Gli ordigni termonucleari dicevamo sono capaci di generare catastrofi planetarie e con esse inverni nucleari che durerebbero a lungo causando estinzioni di massa della maggior parte degli esseri viventi. Queste armi così potenti, stranamente, potrebbero avere un senso per la difesa estrema da grandi meteoroidi o da asteroidi, qualora si presentasse la necessità di frantumare o deviare i pericolosi corpi celesti che hanno la caratteristica di essere una minaccia per l’intero globo terrestre e senza alcuna differenziazione circa la posizione geografica degli esposti.  Russia e America potrebbero essere chiamate alla cooperazione mondiale in caso di minaccia cosmica, non solo per il loro arsenale atomico, ma anche per la loro collaudata esperienza spaziale. Paradosso dei paradossi o ironia della sorte, una tale eventualità catastrofica potrebbe ricompattare moralmente l’umanità. Il pericolo globale proveniente dall’esterno sarebbe la più grande arma per mettere insieme potenze e superpotenze rissaiole, che si troverebbero di fronte a tematiche di resilienza terrestre estrema e indifferibile, tanto da costringerle a scendere precipitosamente dal loro scranno atomico, senz’altro promotore di supponenza.

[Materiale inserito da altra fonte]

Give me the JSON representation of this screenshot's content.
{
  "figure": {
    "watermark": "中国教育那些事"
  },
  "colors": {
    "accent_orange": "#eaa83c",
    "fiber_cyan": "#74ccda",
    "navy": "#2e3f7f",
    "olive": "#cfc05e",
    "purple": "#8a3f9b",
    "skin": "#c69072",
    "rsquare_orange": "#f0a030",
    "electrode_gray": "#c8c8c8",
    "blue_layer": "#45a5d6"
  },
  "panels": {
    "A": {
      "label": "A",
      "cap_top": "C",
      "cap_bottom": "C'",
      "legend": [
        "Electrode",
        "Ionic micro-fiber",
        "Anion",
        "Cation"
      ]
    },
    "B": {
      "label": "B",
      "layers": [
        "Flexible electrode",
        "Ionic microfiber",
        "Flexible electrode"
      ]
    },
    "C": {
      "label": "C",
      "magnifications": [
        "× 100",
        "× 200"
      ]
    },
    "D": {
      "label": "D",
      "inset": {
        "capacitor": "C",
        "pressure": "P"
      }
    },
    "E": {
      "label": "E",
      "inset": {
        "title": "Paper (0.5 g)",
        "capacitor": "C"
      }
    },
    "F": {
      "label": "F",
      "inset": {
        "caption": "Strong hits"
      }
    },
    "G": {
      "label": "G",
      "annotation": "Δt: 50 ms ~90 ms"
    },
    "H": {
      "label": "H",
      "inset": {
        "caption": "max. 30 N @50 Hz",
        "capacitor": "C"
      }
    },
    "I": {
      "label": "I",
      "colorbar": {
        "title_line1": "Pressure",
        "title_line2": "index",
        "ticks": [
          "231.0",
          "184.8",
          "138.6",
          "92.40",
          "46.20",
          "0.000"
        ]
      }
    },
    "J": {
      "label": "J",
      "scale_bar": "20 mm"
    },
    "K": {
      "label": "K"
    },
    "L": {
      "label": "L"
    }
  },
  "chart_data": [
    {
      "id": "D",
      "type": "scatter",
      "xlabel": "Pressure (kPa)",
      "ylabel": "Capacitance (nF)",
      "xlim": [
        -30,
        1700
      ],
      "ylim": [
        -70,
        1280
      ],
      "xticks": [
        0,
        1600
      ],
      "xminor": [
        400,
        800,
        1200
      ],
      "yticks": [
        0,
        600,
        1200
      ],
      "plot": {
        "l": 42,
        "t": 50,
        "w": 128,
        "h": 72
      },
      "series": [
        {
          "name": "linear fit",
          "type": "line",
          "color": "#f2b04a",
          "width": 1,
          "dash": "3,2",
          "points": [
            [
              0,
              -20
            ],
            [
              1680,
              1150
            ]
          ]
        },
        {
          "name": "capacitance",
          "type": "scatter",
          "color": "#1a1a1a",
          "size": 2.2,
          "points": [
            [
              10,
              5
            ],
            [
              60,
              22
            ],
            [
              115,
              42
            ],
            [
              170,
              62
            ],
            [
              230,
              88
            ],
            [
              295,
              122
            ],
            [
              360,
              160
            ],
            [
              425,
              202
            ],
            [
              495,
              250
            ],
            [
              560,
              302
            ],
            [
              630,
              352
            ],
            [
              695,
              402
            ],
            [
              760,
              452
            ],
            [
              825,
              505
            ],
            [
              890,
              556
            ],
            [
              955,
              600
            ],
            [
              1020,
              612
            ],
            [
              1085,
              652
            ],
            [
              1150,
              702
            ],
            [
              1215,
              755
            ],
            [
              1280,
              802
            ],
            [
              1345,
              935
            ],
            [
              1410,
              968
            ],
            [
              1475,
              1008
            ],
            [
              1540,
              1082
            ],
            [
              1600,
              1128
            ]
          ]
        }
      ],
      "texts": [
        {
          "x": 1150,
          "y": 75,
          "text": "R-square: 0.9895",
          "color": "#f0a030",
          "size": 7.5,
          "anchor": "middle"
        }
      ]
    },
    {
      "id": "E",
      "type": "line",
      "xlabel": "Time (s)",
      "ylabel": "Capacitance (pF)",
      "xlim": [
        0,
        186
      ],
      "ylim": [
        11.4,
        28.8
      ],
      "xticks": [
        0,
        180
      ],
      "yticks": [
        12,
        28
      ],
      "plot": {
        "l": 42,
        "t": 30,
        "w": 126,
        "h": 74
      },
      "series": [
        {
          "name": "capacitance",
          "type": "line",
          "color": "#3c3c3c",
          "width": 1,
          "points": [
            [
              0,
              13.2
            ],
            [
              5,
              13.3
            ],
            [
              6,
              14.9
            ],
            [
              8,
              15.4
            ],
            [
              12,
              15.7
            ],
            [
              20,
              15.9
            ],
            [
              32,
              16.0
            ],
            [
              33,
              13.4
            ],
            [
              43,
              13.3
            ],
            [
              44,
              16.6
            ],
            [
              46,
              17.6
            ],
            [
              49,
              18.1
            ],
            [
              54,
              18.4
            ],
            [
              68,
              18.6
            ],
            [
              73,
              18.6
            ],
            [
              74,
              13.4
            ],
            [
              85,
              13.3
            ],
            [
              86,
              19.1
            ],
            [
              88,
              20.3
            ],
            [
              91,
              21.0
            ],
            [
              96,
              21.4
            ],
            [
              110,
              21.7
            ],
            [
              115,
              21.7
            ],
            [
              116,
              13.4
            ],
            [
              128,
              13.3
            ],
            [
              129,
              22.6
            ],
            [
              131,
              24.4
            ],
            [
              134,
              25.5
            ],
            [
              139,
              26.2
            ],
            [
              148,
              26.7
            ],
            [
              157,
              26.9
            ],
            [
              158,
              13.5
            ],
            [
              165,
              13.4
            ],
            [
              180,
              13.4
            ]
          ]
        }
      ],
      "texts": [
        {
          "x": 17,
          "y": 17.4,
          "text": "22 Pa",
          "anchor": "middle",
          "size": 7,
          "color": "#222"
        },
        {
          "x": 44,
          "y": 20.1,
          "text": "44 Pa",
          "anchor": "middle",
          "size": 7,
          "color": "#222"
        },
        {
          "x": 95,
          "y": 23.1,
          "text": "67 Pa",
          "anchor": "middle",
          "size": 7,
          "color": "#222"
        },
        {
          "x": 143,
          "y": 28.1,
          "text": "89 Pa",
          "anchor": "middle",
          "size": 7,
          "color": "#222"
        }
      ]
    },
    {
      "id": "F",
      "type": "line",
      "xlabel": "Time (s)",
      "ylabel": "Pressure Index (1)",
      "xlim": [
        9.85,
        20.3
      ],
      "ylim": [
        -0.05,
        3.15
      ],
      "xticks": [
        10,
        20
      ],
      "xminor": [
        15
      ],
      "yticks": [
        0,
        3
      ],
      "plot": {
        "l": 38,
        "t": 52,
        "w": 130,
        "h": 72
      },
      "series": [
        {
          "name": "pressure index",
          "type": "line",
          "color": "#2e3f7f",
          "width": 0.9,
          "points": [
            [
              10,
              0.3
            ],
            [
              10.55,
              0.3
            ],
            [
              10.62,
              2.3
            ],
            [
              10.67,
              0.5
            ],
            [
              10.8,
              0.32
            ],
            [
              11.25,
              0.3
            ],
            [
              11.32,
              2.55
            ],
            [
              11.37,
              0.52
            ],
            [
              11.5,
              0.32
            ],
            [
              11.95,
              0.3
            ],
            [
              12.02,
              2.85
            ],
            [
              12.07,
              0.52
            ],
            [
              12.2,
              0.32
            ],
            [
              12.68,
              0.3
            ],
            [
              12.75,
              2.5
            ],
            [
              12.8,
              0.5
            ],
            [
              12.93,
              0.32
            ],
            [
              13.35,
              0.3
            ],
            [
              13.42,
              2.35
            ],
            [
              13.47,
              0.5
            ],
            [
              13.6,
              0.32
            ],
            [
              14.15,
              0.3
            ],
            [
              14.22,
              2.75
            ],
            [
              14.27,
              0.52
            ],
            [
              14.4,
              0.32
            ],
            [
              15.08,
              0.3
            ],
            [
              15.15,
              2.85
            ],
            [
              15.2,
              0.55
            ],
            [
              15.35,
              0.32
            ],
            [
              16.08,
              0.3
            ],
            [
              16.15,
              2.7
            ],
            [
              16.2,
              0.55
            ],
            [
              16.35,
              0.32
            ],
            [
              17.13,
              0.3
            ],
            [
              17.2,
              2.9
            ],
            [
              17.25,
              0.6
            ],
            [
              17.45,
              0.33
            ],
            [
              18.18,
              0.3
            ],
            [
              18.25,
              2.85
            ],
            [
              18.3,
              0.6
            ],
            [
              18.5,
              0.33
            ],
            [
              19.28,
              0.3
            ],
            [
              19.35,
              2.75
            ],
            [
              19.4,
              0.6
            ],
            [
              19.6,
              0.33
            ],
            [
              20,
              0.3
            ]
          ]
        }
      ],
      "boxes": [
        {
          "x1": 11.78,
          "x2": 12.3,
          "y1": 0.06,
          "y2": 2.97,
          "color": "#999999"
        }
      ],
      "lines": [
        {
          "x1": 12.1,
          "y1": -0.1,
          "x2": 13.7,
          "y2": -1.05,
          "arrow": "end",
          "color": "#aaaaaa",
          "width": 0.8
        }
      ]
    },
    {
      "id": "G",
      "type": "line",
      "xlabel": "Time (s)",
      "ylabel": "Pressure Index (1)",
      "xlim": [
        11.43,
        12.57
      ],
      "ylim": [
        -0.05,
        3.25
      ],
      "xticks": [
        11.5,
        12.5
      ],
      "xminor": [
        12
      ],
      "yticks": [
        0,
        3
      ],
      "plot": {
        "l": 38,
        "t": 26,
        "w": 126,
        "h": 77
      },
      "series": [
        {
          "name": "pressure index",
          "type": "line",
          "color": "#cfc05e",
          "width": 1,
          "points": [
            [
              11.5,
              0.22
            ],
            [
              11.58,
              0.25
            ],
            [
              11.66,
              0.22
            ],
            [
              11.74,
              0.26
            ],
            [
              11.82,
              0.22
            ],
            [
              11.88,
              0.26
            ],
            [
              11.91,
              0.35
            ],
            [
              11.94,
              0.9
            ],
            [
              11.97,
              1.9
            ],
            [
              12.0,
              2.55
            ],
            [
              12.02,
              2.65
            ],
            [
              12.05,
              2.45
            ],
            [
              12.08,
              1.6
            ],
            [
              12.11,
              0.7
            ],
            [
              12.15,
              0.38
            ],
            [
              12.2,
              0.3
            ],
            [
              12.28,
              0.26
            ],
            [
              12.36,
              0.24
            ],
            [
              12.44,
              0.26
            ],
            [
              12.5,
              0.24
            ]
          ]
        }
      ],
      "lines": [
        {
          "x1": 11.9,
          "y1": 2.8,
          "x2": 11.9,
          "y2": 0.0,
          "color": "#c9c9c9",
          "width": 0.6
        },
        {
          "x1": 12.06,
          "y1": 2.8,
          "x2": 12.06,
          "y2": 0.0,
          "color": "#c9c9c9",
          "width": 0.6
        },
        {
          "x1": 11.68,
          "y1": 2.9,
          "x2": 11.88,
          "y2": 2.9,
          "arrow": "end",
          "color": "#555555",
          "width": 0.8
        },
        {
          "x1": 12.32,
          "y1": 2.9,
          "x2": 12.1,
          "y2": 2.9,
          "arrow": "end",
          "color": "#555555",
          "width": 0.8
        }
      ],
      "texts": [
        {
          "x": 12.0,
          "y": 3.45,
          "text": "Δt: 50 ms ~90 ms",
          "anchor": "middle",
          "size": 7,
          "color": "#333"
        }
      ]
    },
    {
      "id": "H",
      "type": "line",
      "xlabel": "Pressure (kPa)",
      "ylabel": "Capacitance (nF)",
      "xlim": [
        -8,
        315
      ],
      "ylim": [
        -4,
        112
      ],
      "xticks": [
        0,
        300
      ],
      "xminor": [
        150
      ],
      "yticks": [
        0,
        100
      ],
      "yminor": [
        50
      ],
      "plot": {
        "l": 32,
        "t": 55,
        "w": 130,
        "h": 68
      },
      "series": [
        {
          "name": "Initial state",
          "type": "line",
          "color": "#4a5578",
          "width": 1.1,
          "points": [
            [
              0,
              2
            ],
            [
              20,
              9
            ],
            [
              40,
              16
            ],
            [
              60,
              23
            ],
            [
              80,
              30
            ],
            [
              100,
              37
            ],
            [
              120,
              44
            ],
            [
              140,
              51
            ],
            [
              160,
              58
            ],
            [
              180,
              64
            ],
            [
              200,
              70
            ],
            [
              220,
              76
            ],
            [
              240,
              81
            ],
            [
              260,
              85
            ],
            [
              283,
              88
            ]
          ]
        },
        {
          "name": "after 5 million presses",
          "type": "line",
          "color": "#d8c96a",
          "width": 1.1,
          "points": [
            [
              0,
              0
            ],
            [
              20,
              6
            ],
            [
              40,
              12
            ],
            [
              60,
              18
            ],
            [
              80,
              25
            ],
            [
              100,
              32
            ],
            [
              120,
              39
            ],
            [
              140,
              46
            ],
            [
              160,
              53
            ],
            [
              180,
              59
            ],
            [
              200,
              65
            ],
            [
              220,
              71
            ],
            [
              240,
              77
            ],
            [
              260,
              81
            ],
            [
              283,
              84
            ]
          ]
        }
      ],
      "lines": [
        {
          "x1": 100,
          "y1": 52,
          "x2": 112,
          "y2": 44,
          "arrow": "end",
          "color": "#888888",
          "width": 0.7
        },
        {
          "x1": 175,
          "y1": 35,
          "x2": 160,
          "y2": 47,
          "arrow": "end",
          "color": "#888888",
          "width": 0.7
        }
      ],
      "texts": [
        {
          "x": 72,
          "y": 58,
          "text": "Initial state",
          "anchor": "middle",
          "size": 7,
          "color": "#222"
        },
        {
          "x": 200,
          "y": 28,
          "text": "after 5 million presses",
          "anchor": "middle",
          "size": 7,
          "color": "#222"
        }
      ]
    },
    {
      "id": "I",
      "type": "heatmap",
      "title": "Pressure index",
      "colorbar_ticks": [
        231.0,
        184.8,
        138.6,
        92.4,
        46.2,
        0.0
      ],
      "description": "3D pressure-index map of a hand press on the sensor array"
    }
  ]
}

La nostra convinzione è che finché esisteranno divari economici tra i popoli, difficilmente si raggiungerà una pace mondiale; e quindi, senza un livellamento delle condizioni di vita, con accesso al cibo e all’acqua e all’energia e alla salute e all’istruzione a favore di ogni singolo individuo portatore di diritti senza alcuna esclusione, le guerre o anche gli esodi incontrollabili saranno una costante dei nostri tempi e in quelli a venire. Se riusciremo ad arrivare in futuro a un giusto equilibrio tra risorse e diritti, sarà più facile abbattere i muri, quei confini anche fisici che separano le comunità in lotta che troveranno benefici nella pace e nella pacifica convivenza. Israele per dirne una, porrà fine alle armi quando abbatterà i muri che la separano dai palestinesi, perché a quel punto toglierebbe ai “ribelli” il motivo del contendere semplicemente condividendo suolo e risorse: si darebbe così corso alla cosiddetta integrazione dei popoli. Alla base di ogni prospettiva di pace c’è la democrazia, che non sarà il bene assoluto, ma un buon inizio per la civiltà dei diritti dell’uomo, quale viatico ineludibile per qualsiasi forma di governo visionario: I have a dream, gridava il reverendo Martin Luther King davanti al memoriale Lincoln, cinque anni prima di essere assassinato… Ma non è detto che la speranza, il sogno, debba avere sempre un tale funesto epilogo.